[Please excuse accidental publishing of this post earlier this afternoon with only a couple sentences completed. I'm still in recuperation mode and doped to the gills. Wheee! Sorry, that just slipped out.]
I found the time traveler at my own kitchen table. He didn't look well. I asked, "What's wrong?"
TT: I've been ill lately, recuperating on a diet of vegetables, mainly.
Geo.: So I see. What sort of illness?
TT: Oh, the kind timetravelers get when they stop any where or any when and try to settle down.
Geo.: How long have you been traveling?
TT: 68 years, all forward.
Geo.: No Backward?
TT: Oooh I wish. You need superluminal speed to send anything back in time and I'm just not up to it.
Geo.: What about positrons?
TT: Antiparticles of electrons?
Geo: Or electrons going back in time. I've never heard a firm answer. Both descriptions work in physical calculations.
Geo.: We send electrons as modulated electromagnetic waves into the future all the time --radio, tv etc. Why not generate positrons, modulate their wavelength and send them into the past?
TT: Because, in the grace and cruelty of time, there are some things we're not meant to do.
Geo: That's absurd, we could repair so much past damage!

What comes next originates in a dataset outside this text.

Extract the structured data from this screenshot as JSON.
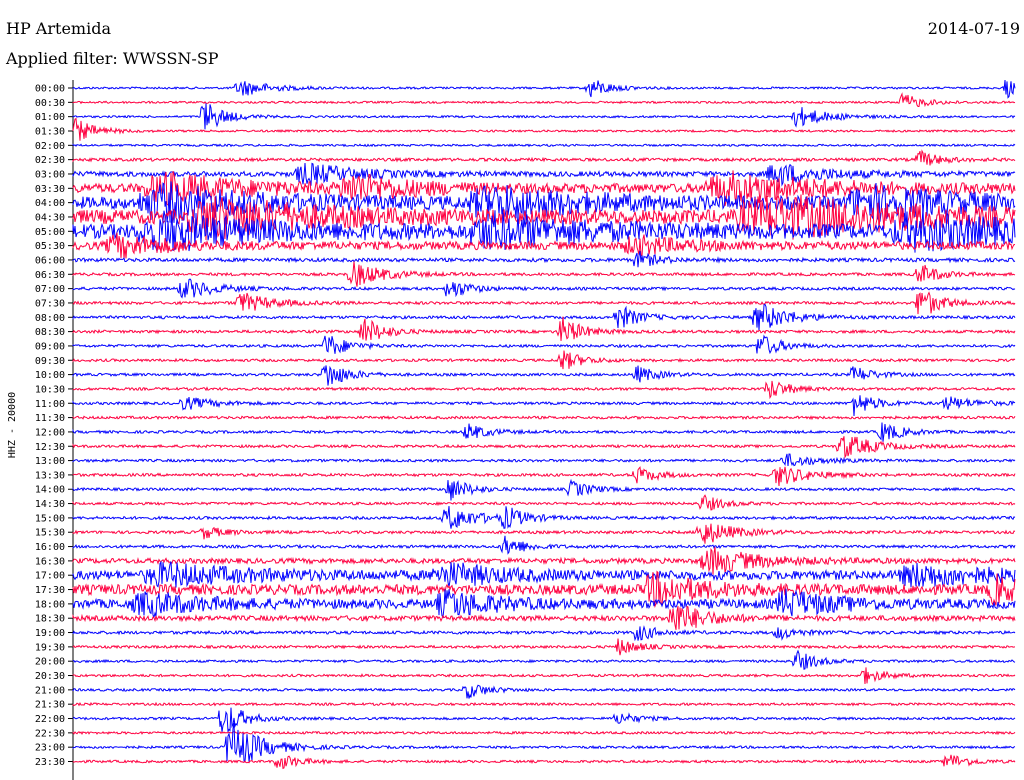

TT: Typical thought of a backwoods hick! What was your zip code in your home town, Geo.?
Geo.: Uh, e-i-e-i-o.
TT: And what is your current occupation?
Geo.: Teaching applied hornet-dodging at our south door.
TT: And what are your most ancient ancestors?
Geo.: Fossil remains on primordial plains.
TT: And if you could send a message to them --perhaps to improve their hygiene. What would that be?
Geo.: Uh, lavatories?
TT: These are people who have only mineral content now. If you were similarly fossilized, what would you expel in a lavatory?
TT: Excuse me, I must be vegetating on now.